5. In the book you learn of "Irritating Bee", the name given to one of the anthropologists who visited their villages. Spirit of the Rainforest challenges a book written by Irritating Bee (Napoleon Chagnon). As of 1996 Chagnon's book about the Yanomamo was the all-time best selling anthropology book. It made the case that the Yanomamo were living in Eden - at one with nature, paradise, etc. It criticized missionaries for wanting to change them by influencing them with white-man ways - especially Christianity. Spirit of the Rainforest (as described in its appendices) definitely stirred up the world of anthropology. It suggests that Chagnon at a minimum did not truly see things as they really were (saw what he wanted to see) or even worse that he had a secular humanist agenda he wanted to push forward and used the Yanomamo for that purpose. In either case, Spirit of the Rainforest painted a much different picture of the Yanomamo as was described in Chagnon's book.

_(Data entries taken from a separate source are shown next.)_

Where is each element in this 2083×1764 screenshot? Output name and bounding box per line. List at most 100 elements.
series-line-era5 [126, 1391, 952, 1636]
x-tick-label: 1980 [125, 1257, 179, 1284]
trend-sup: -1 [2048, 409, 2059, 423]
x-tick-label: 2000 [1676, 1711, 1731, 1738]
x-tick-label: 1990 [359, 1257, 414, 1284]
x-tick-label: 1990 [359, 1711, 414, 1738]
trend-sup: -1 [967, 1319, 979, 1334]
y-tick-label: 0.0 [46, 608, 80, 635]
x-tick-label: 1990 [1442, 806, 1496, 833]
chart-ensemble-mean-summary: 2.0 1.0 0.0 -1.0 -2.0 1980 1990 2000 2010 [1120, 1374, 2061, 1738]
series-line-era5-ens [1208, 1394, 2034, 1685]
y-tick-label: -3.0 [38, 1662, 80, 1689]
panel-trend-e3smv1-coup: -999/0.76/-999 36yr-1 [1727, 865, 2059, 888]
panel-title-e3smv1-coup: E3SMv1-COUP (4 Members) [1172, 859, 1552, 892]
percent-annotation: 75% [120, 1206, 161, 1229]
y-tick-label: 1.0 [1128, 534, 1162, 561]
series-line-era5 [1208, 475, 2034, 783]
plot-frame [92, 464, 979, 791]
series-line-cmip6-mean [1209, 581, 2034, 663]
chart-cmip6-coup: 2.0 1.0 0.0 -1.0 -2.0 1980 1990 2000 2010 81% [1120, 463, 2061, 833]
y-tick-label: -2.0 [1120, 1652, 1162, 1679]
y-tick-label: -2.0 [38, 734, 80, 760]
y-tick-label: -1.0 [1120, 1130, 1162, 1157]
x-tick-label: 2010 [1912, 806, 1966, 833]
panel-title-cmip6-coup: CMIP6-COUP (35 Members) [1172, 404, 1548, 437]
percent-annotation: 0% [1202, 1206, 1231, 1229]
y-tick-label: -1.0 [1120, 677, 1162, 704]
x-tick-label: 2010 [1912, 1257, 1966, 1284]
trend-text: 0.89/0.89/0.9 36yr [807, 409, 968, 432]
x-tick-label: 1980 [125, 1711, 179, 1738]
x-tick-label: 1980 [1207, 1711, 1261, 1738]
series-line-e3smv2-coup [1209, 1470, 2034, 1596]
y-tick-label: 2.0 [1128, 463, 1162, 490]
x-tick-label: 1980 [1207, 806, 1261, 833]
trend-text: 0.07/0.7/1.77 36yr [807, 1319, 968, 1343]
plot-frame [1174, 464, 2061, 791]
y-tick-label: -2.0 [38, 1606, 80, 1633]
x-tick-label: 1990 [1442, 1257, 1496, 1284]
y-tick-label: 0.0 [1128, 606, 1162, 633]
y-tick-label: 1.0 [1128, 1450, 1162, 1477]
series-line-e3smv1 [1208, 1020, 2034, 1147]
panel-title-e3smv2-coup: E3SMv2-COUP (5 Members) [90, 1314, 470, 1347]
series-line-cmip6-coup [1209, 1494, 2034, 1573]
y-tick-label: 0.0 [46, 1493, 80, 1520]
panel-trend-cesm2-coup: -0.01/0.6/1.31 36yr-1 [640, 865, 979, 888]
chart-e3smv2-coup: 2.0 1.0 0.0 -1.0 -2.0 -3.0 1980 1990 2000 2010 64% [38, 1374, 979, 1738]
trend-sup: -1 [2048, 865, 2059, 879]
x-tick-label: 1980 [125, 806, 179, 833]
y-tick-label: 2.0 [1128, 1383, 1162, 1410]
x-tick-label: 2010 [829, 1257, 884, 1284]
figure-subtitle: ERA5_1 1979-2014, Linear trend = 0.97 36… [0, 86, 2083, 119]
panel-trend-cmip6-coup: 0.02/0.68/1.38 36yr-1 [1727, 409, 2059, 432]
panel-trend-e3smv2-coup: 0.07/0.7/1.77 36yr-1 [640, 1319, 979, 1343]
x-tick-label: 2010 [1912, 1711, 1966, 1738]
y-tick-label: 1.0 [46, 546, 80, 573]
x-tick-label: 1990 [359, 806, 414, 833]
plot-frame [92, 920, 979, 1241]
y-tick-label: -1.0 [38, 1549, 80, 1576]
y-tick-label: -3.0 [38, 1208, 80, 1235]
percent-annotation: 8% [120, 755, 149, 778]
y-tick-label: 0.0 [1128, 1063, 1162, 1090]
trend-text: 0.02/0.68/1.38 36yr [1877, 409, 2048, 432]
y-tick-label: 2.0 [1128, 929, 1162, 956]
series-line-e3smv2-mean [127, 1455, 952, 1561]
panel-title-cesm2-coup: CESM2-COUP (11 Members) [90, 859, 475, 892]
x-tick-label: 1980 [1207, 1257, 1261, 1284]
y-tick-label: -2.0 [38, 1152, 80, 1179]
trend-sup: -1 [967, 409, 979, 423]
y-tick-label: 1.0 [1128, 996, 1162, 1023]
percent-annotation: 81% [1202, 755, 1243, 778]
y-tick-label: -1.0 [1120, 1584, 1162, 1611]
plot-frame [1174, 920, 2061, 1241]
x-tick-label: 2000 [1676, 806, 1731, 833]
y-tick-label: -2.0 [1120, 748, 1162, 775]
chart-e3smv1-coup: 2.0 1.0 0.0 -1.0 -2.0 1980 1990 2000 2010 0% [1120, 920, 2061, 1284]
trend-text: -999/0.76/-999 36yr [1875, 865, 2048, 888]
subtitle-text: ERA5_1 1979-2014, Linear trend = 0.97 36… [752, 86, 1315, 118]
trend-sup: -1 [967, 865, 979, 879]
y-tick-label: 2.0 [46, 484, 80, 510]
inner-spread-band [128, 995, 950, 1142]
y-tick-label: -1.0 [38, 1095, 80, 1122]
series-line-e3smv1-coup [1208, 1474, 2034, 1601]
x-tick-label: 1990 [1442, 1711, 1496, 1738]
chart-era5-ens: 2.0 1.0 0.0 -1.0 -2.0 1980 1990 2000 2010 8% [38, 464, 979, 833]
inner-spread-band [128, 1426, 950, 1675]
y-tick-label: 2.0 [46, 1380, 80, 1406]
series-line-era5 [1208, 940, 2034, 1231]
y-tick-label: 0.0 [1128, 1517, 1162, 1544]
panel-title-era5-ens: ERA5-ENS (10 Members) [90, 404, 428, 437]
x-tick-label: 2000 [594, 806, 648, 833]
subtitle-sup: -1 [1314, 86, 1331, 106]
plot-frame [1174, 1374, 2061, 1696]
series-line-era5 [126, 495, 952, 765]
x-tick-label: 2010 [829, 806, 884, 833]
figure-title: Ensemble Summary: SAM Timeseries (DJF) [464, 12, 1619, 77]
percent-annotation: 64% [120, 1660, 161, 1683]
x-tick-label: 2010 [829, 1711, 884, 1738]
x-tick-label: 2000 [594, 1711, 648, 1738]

Reading things like this makes me wary of trusting the writings of others. If I had read Chagnon's book and had not read Spirit of the Rainforest, I am sure I would have accepted Chagnon's writings as accurate. It would have supported my world-view of all culture's ability to see God - just in different ways. I probably would have agreed with him that the missionaries were probably just doing harm, etc. It makes me want to ask what else I have read or watched and accepted as true when in reality it was just someone manipulating facts to push their own agenda or justify their own world-view.
6. A troubling question still lingers in the air. Whereas Spirit of the Rainforest does a great job of challenging some of my assumptions, it only affirms one of the core questions driving my desire to find a new world-view: What happens to all the Yanomamo who were born and died prior to the conversion of Shoefoot? Eternity in hell - eternal suffering and torture?
Some might say, that since they never had a chance to hear the gospel (nobody there to preach it to them), then they are not held responsible. I have two responses to that: First, the bible itself says that none are without excuse. Second, if you take that stance, then are we sending people to hell by sharing the gospel with them? If ignorance is truly bliss, and if we know that almost everyone will reject the gospel because of the cultural inertia (think of how hard it must have been for Shoefoot and Jungleman to throw away their old spirits when that is all they had known and been taught their whole lives and how many Yanomamo - almost all of them - continued to reject the gospel even after seeing the obvious fruit in the lives of Shoefoot and his tribe), aren't we sending them to eternal torture by making them responsible?
This book does a great job of challenging my thinking and has become a new data source for the background program running in my mind; however, it still does not satisfy the troubling question I have regarding the evangelical understanding of how God plans to redeem the world. If the evangelicals are right then billions of people (just like the Yanomamo) are going to experience horrendous suffering for all eternity even though they never really had a chance to come into a relationship with God. If that is true it makes me question God's character (is he really all loving?) and/or his competence (is he really all powerful?).
Somehow, the pieces are not all fitting together. The journey continues.